I’m often impressed at the effort that goes into defending these guys. Impressed, and a bit surprised.
As a civil rights litigator who often represented atypical civil rights clients, I used to have to defend people whom everyone hated. I had to deliver ultimatums to public bodies in public places, and then sometimes administer the punishment, via the courts, when those ultimatums weren’t heeded. I so often had nobody in the room who agreed with me. It’s awfully nasty, sometimes, when you can feel the heat of people’s hostility refocusing on you.

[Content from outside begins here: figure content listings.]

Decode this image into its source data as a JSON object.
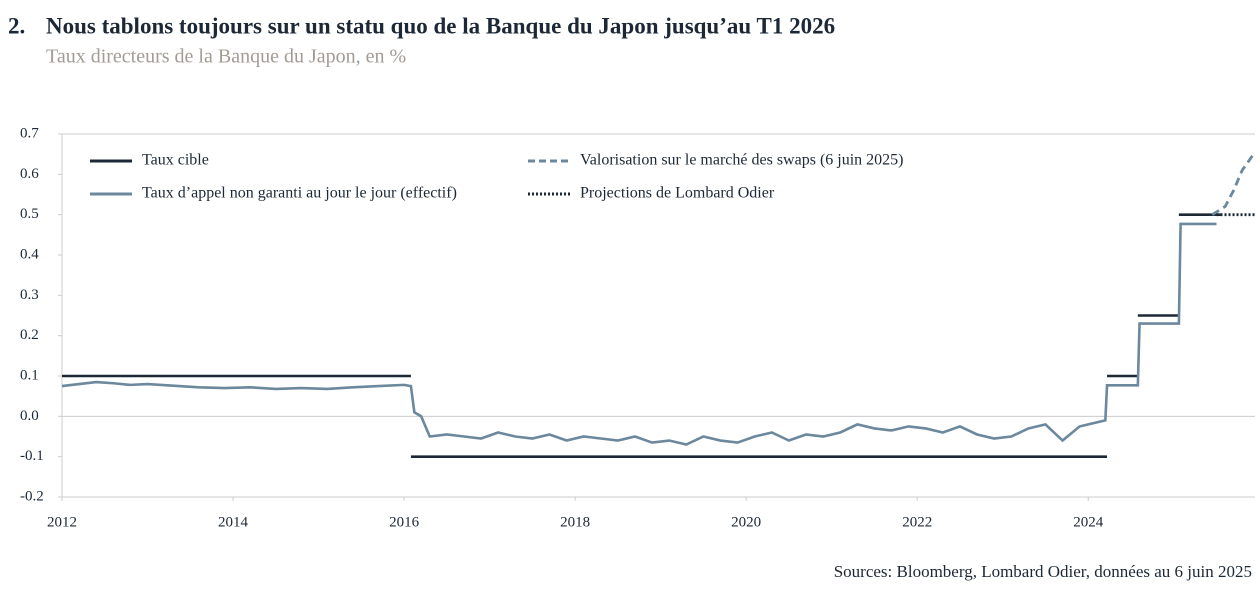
{
  "chart_data": {
    "type": "line",
    "number": "2.",
    "title": "Nous tablons toujours sur un statu quo de la Banque du Japon jusqu’au T1 2026",
    "subtitle": "Taux directeurs de la Banque du Japon, en %",
    "source": "Sources: Bloomberg, Lombard Odier, données au 6 juin 2025",
    "xlim": [
      2012,
      2025.95
    ],
    "xticks": [
      2012,
      2014,
      2016,
      2018,
      2020,
      2022,
      2024
    ],
    "ylim": [
      -0.2,
      0.7
    ],
    "yticks": [
      -0.2,
      -0.1,
      {
        "value": 0,
        "label": "0.0"
      },
      0.1,
      0.2,
      0.3,
      0.4,
      0.5,
      0.6,
      0.7
    ],
    "series": [
      {
        "name": "Taux cible",
        "color": "#1c2836",
        "style": "solid",
        "x": [
          2012,
          2016.08,
          2016.08,
          2016.08,
          2024.22,
          2024.22,
          2024.22,
          2024.58,
          2024.58,
          2024.58,
          2025.06,
          2025.06,
          2025.06,
          2025.55
        ],
        "values": [
          0.1,
          0.1,
          null,
          -0.1,
          -0.1,
          null,
          0.1,
          0.1,
          null,
          0.25,
          0.25,
          null,
          0.5,
          0.5
        ]
      },
      {
        "name": "Taux d’appel non garanti au jour le jour (effectif)",
        "color": "#6b889c",
        "style": "solid",
        "x": [
          2012,
          2012.2,
          2012.4,
          2012.6,
          2012.8,
          2013,
          2013.3,
          2013.6,
          2013.9,
          2014.2,
          2014.5,
          2014.8,
          2015.1,
          2015.4,
          2015.7,
          2016.0,
          2016.08,
          2016.12,
          2016.2,
          2016.3,
          2016.5,
          2016.7,
          2016.9,
          2017.1,
          2017.3,
          2017.5,
          2017.7,
          2017.9,
          2018.1,
          2018.3,
          2018.5,
          2018.7,
          2018.9,
          2019.1,
          2019.3,
          2019.5,
          2019.7,
          2019.9,
          2020.1,
          2020.3,
          2020.5,
          2020.7,
          2020.9,
          2021.1,
          2021.3,
          2021.5,
          2021.7,
          2021.9,
          2022.1,
          2022.3,
          2022.5,
          2022.7,
          2022.9,
          2023.1,
          2023.3,
          2023.5,
          2023.7,
          2023.9,
          2024.1,
          2024.2,
          2024.22,
          2024.58,
          2024.6,
          2025.06,
          2025.08,
          2025.5
        ],
        "values": [
          0.075,
          0.08,
          0.085,
          0.082,
          0.078,
          0.08,
          0.076,
          0.072,
          0.07,
          0.072,
          0.068,
          0.07,
          0.068,
          0.072,
          0.075,
          0.078,
          0.075,
          0.01,
          0,
          -0.05,
          -0.045,
          -0.05,
          -0.055,
          -0.04,
          -0.05,
          -0.055,
          -0.045,
          -0.06,
          -0.05,
          -0.055,
          -0.06,
          -0.05,
          -0.065,
          -0.06,
          -0.07,
          -0.05,
          -0.06,
          -0.065,
          -0.05,
          -0.04,
          -0.06,
          -0.045,
          -0.05,
          -0.04,
          -0.02,
          -0.03,
          -0.035,
          -0.025,
          -0.03,
          -0.04,
          -0.025,
          -0.045,
          -0.055,
          -0.05,
          -0.03,
          -0.02,
          -0.06,
          -0.025,
          -0.015,
          -0.01,
          0.077,
          0.077,
          0.23,
          0.23,
          0.477,
          0.477
        ]
      },
      {
        "name": "Valorisation sur le marché des swaps (6 juin 2025)",
        "color": "#6b889c",
        "style": "dashed",
        "x": [
          2025.45,
          2025.6,
          2025.7,
          2025.8,
          2025.95
        ],
        "values": [
          0.5,
          0.52,
          0.56,
          0.61,
          0.655
        ]
      },
      {
        "name": "Projections de Lombard Odier",
        "color": "#1c2836",
        "style": "dotted",
        "x": [
          2025.5,
          2025.95
        ],
        "values": [
          0.5,
          0.5
        ]
      }
    ]
  }
}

But there were, of course, reasons to do it. These were people who were generally innocent of the crimes against whatever-it-was – the environment, public safety, what-have-you – which the consensus of the booboisie had deemed them guilty of. It made taking on that task worthwhile. It even, after a few rounds, made people question themselves. If I stood up and hollered in favor of the fellow everybody already knew was wrong, and then whupped the County on his behalf in federal court a few months or a few years later, people were astonished. And then they began to maybe, just maybe, see that if I was willing to take this on again, on behalf of someone else who was ALSO known by everybody to be wrong, it might just be that things were a little more complicated and that they needed to listen. My last civil rights client, a much-despised municipal contractor falsely accused of massively overbilling the public, and victimized by an unlawful search, seizure and threats of criminal prosecution which made his life a living hell, made headlines when we settled his case with a large settlement from the clowns who had done these things. Everybody knew he was wrong; and in knowing that, everybody was, in fact, wrong.
When you do that sort of flying-in-the-face-of-what-everyone-thinks-is-reasonable, you don’t want to do it without putting in the work and understanding the merits and really, really drilling down and figuring out that, in fact, what everyone believes is wrong. And there is a genuinely good feeling about it, when the client, once unable to find a lawyer who would even listen, feels vindicated and the intensity of the public hostility is blunted by new troubling doubts.
So if I thought that the ID Creationists were getting unfairly abused, by gum, I would be very happy to go do this sort of thing again. If everybody is wrongly dumping on them, wrongly accusing them of dishonesty, et cetera, it’d be a great feeling to get on their side and show those bad, nasty people what-fer. If that could be the motive, I could readily understand the tenacious and passionate defense they’re given. If that were how things were, I’d be on that side like a shot.
But it’s so obviously not that. What the hell makes a person defend Stephen Meyer for denying that there were mammals before the Eocene, or for trying to hide the ball on the RNA world? What the hell makes somebody waste dozens of messages trying to show that Doug Axe is well justified in saying that biologists now think evolution has stopped? How on earth do people say things in defense of the indefensible? When I had to step up and defend what others thought was indefensible, I had my homework and I knew my facts and my law and I knew I could win. But the passion with which these various defenses are mounted is matched only by the sheer incompetency on the merits which is their most obvious, and unvarying, characteristic.
Why the perversity? Isn’t it obvious to everyone in the room that, if “Intelligent Design” is to be a viable scientific pursuit, the first thing it needs is a new set of proponents who will throw all of the existing ID literature on a bonfire and pledge never to speak of it, or of its authors, again? I can understand how religious prejudice can animate people to wish, passionately, that ID propositions were true. What I cannot understand is the perversity of wishing that so much that one is willing to praise the absolute rubbish which, today, is ID.